Here’s a secret that’s not so secret anymore: Henry Cavill is a great actor. As we get closer and closer to a Superman reboot, estimates of his stoic yet defensively human Clark Kent continue to grow. But it is in Geralt of Rivia that Henry Cavill found his perfect role. However, for some reason, Cavill says goodbye to the Witcher’s white wig at the end of Season 3, but not before reminding us how excellent he is in the role.

Evidence of Cavill’s greatness as Geralt is scattered everywhere The witcher season 3, from the carefully protective body language he has around Ciri (Freya Allan) to the unspoken affection he has for Yennefer (Anya Chalotra) after their romantic reconnection. But the best moment, both from his performance and Season 3 Part 1, comes when Geralt and Ciri reunite in Episode 3.

In that brief moment, Cavill gets a wonderful little half-smile that fills up so much more of Geralt’s warmth, kindness, and care for Ciri than the series’ dialogue manages to convey.

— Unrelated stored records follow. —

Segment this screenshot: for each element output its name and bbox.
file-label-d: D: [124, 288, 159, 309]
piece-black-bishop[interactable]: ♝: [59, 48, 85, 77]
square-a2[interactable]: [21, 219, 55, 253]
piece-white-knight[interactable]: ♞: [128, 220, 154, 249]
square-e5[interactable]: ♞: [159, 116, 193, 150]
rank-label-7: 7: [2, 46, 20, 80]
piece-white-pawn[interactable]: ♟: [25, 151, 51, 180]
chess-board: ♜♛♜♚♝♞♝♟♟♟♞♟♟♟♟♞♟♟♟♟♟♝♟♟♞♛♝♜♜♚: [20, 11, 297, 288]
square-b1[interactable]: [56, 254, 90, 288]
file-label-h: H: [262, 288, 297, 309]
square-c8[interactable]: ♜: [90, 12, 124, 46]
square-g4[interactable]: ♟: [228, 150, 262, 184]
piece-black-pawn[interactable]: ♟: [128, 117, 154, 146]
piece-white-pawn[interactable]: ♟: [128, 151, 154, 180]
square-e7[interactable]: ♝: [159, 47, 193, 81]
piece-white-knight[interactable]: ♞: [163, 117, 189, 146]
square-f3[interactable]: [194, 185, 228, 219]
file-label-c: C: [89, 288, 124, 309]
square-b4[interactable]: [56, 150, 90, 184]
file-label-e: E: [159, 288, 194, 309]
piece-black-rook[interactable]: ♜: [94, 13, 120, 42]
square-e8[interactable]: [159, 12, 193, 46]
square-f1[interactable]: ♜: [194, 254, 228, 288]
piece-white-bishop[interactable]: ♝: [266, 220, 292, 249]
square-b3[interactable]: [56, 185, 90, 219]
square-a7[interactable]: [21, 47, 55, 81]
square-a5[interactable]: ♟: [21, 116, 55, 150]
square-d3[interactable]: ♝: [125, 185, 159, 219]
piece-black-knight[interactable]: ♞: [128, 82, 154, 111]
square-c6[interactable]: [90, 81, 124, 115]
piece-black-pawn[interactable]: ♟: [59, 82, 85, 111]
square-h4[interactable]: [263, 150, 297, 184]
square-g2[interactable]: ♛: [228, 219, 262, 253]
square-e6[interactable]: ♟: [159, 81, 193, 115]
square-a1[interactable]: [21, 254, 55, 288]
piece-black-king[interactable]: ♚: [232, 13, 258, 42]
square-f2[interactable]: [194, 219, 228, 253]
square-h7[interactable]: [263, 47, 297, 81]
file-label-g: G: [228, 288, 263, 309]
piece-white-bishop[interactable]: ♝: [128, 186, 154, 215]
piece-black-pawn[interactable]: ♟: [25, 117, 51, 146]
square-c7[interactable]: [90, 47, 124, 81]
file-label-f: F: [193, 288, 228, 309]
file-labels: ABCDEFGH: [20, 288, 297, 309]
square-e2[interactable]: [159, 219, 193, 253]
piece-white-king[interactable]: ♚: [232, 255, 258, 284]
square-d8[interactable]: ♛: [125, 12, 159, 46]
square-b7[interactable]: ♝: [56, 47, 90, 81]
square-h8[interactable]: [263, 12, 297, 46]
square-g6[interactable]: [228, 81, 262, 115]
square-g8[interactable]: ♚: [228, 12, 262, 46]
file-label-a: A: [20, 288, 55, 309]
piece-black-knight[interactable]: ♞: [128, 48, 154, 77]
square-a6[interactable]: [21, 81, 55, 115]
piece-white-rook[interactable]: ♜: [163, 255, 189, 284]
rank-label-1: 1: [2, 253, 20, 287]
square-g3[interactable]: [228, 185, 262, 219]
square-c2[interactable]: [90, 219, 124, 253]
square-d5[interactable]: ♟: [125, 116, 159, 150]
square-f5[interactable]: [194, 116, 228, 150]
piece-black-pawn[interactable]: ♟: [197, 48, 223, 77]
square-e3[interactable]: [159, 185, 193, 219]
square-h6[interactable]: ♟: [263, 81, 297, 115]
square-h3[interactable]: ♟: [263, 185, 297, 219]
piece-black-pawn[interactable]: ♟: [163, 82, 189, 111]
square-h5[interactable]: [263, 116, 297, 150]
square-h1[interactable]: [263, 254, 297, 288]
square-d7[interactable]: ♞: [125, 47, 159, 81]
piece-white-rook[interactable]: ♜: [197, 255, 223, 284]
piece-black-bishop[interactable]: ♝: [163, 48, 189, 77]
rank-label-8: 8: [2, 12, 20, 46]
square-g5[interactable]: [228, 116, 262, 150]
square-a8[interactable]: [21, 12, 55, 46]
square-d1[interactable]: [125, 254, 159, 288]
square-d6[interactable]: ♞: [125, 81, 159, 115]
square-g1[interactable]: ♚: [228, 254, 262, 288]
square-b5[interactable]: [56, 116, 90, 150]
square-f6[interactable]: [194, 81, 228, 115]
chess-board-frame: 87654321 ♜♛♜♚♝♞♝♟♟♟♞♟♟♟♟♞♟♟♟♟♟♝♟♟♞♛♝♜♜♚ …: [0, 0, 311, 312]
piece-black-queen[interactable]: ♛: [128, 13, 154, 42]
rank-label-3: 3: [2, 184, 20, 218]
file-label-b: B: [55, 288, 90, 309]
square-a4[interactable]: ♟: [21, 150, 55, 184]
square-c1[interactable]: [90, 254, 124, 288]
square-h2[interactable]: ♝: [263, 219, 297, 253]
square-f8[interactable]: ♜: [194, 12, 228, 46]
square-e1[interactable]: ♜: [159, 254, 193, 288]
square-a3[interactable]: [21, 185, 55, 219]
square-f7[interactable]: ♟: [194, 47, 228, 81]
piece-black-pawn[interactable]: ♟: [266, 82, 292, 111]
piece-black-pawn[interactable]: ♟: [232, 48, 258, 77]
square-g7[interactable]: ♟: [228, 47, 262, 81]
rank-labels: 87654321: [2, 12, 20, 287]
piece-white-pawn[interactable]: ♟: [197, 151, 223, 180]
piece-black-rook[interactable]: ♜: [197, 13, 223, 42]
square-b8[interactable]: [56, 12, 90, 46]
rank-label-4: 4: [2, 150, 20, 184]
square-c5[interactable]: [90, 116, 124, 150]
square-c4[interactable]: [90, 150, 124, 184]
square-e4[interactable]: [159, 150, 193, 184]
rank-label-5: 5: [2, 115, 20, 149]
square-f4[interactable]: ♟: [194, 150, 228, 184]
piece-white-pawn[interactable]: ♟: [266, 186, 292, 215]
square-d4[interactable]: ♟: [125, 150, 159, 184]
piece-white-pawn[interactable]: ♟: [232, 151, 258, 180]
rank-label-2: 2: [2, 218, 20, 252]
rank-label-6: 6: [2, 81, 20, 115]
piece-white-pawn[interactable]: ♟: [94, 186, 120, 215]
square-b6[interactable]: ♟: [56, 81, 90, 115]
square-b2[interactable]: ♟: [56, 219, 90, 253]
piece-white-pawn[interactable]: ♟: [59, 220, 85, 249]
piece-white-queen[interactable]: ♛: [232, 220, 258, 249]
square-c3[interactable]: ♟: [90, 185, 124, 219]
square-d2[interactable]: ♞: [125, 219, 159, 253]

The cold hardness of a monster killer instantly melts in a way that shows Geralt’s genuine love, but also the reluctance and genuine fear this love opens to him, now that he is more concerned with Ciri than with himself. It’s the whole character in miniature, an entire arc played out in a single expression, better and more carefully than the series has ever done.

This is both the blessing and the curse of Henry Cavill’s time as the Witcher. Cavill is so good as Geralt that he actually tilts the axis of the show a bit off center. The defining characteristic of Geralt in the original Witcher novels is that he was never meant to be the center of attention or the deciding factor in saving the world. He’s a killer, a fighter, and kind-hearted, but he’s not built for big choices. He’s most at home with distracting sarcasm and stoic, genuine care, and when he accidentally finds himself at the center of a family he wants to protect, he finds himself closer to Ciri’s spotlight than he’d ever like to be alone.

Image: Netflix

But instead of chasing that version of Geralt, the Netflix series decided to make him a hero, a focal point for action and decision-making simply because it’s too much fun to deny Cavill the chance to do things, the consequences for the show be damned.

Each character is at their best when they talk to Geralt, which is what made the TV series’ Monster of the Week origins so intensely appealing. Now, however, every scene eagerly awaits Geralt’s return. And while that’s probably not what this series needed – as all the season 3 issues indicate – it’s mostly to Cavill’s credit that it remains watchable at all.

The witcher, during the three seasons Cavill was its star, was the rare case of fandom that made an adaptation great. A huge fan of the Witcher series himself, Cavill campaigned for the role of Geralt almost from the first moments when Netflix announced its adaptation. And while passionate love for a series can sometimes make for poor adaptations, Cavill proved that he not only knew the source material, but how to translate it to the screen in a way that worked. For all the problems of the rest of the series, and the struggles with other characters or overarching plots, Henry Cavill’s Geralt was always the thing that got it right.